9) Contudo, ainda que os britânicos quisessem corrigir o acordo com os árabes, alegando que a interpretação do acordo deveria incluir a atribuição das terras também a «povos não árabes», este incidente foi o suficiente para que os árabes se sentissem traídos - mais ainda quando os judeus, impulsionados por terceiros, começaram a invadir território que supostamente excederia aquele onde se deveriam estabelecer no âmbito da promessa britânica, como forma de reforçarem a sua presença na região e terem acesso a uma dimensão maior de território.

10) A II Guerra Mundial seria fatal para os palestinianos dada a sensibilização global para com o genocídio de judeus (e convém não esquecer também ciganos, comunistas e homossexuais que a História por vezes esquece).
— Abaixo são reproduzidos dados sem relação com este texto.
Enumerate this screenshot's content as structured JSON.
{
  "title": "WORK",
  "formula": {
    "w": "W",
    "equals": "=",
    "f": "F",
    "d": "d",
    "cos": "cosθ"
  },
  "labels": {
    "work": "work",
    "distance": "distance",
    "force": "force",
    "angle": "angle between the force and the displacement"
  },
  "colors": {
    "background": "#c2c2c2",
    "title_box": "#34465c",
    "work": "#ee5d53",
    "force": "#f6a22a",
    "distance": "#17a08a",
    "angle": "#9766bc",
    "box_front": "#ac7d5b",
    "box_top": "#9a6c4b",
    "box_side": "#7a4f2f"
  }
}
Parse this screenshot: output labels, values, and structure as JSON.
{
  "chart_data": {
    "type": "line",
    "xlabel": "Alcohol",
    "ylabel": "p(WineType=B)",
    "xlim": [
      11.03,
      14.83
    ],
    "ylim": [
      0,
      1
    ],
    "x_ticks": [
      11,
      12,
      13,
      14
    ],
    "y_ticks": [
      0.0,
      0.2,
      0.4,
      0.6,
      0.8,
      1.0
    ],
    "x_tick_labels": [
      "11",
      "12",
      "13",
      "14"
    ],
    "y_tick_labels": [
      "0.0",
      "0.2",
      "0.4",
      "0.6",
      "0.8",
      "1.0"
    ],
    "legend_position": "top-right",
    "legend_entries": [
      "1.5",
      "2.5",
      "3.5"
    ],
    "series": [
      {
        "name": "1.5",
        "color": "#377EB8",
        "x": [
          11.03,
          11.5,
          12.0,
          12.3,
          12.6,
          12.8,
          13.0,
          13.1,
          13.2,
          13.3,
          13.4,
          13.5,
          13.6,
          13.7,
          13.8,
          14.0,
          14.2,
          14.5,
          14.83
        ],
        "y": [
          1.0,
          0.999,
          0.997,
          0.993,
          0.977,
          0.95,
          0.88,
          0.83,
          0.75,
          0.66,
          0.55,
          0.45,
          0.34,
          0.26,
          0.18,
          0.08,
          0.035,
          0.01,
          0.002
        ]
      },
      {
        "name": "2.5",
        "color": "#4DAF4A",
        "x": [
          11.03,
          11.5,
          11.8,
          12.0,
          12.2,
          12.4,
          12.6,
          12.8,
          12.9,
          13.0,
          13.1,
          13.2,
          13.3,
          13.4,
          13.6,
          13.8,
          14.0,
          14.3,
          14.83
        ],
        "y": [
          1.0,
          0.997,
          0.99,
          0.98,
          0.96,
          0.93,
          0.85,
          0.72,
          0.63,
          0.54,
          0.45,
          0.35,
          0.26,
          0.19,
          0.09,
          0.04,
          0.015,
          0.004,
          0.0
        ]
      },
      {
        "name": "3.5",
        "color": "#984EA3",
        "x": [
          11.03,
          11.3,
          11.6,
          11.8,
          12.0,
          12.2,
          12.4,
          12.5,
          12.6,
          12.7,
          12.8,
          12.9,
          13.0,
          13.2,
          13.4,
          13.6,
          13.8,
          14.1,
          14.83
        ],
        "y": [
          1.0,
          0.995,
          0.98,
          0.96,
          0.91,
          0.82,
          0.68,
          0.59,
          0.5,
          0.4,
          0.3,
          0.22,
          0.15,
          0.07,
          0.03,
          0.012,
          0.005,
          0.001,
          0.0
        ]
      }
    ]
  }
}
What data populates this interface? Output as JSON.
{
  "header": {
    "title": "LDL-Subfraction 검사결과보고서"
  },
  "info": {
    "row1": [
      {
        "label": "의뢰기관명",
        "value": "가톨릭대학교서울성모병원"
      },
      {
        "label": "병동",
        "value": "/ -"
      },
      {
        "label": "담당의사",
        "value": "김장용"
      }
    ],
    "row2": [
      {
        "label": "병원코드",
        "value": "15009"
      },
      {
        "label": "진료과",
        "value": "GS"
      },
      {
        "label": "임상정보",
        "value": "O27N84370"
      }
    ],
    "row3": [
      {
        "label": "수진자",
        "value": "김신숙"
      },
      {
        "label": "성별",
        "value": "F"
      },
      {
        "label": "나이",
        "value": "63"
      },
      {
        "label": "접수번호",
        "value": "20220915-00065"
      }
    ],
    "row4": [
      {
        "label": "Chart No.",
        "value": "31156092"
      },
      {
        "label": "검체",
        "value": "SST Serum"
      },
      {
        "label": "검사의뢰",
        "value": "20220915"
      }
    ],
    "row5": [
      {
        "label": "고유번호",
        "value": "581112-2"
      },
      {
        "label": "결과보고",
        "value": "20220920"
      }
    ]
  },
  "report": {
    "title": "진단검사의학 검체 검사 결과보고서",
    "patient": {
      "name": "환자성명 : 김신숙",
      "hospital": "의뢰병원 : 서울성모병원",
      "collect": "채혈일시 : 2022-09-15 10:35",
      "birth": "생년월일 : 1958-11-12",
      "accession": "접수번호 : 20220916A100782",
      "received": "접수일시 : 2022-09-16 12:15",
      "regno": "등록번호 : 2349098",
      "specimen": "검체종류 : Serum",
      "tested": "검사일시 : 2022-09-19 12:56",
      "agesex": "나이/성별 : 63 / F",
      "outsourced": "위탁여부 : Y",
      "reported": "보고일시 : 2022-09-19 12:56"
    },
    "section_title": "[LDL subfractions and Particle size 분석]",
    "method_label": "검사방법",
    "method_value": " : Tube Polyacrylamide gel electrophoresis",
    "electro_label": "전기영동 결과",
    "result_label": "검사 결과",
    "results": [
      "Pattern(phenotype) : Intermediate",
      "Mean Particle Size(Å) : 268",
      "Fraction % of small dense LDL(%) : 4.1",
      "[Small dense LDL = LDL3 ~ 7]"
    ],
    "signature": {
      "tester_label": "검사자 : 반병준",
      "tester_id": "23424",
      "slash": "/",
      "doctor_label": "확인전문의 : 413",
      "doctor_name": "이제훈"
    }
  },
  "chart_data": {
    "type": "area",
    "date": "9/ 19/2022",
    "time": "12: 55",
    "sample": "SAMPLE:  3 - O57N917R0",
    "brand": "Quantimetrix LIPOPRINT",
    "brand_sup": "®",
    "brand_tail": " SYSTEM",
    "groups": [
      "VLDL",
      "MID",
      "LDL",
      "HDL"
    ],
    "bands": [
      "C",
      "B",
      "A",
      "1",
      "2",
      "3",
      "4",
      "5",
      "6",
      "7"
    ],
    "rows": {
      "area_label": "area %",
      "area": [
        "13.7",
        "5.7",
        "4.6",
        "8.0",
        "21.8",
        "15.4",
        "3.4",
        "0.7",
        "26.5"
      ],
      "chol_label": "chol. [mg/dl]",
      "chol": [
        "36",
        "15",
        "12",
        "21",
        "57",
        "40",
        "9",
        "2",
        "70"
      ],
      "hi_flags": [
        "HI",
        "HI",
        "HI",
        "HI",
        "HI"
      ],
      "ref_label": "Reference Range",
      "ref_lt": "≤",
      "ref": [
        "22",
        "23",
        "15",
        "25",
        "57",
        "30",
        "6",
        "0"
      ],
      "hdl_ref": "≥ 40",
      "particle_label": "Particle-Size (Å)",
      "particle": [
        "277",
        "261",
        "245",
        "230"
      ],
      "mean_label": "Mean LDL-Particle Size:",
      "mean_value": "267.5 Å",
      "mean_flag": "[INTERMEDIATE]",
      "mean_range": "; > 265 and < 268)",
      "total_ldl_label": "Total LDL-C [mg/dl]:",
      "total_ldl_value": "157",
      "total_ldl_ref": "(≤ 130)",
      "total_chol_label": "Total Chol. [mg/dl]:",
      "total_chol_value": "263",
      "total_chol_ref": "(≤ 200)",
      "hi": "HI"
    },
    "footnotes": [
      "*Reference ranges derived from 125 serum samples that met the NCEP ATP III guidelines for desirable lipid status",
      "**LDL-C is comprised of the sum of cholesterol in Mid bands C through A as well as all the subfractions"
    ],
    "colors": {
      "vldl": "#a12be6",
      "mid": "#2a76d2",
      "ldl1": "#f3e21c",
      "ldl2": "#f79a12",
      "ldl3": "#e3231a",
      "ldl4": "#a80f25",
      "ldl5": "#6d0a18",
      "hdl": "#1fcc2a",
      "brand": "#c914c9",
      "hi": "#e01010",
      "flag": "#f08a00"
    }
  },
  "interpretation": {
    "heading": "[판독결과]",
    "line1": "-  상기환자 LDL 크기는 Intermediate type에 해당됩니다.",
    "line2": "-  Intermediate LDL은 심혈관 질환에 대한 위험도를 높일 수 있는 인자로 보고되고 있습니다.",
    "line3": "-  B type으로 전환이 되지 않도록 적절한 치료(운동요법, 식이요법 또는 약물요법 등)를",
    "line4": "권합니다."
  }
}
O Mundo apenas se preocupou com os judeus e com a criação de um Estado judaico e tudo o resto ficou por cumprir.

Conclusões:
I) Dadas as circunstâncias da I Guerra, os ingleses prometeram o que não podiam dar (sobretudo aos judeus, cuja promessa é posterior à feita aos árabes) e arranjaram um sarilho que ainda hoje perdura e promete continuar;
II) Se quisermos falar em direitos históricos, talvez tenhamos de devolver Portugal e Espanha aos muçulmanos (ou mesmo aos celtas), pois o nosso território foi conquistado aos árabes. E vai daí que os EUA regressam aos índios e extinguem-se as fronteiras traçadas para o continente africano;
III) Os judeus ocuparam mais território do que aquele que certamente foi prometido pelos ingleses - já que os ingleses tanto prometeram, talvez o Estado judaico devesse ser estabelecido em solo britânico;
IV) Os ingleses nem sequer cumpriram a condição da Declaração Balfour no sentido de não violar direitos civis e religiosos dos árabes que povoam a Palestina;
V) Os direitos civis e religiosos dos árabes continuam a ser violados de cada vez que se consente que sejam criados colonatos por Israel;
VI) O Estado de Israel, a ter legitimidade para existir, deveria ser manifestamente menor face ao da Palestina - o que assistimos desde 1948 até aos dias de hoje é à continua absorção de território por Israel.
VII) Mesmo que a 2.ª promessa britânica fosse válida, hoje deveríamos apenas questionar a existência e a dimensão de um Estado de Israel e não da Palestina, que sempre existiu com povo, território e poder político e agora vê-se na necessidade de provar a sua existência.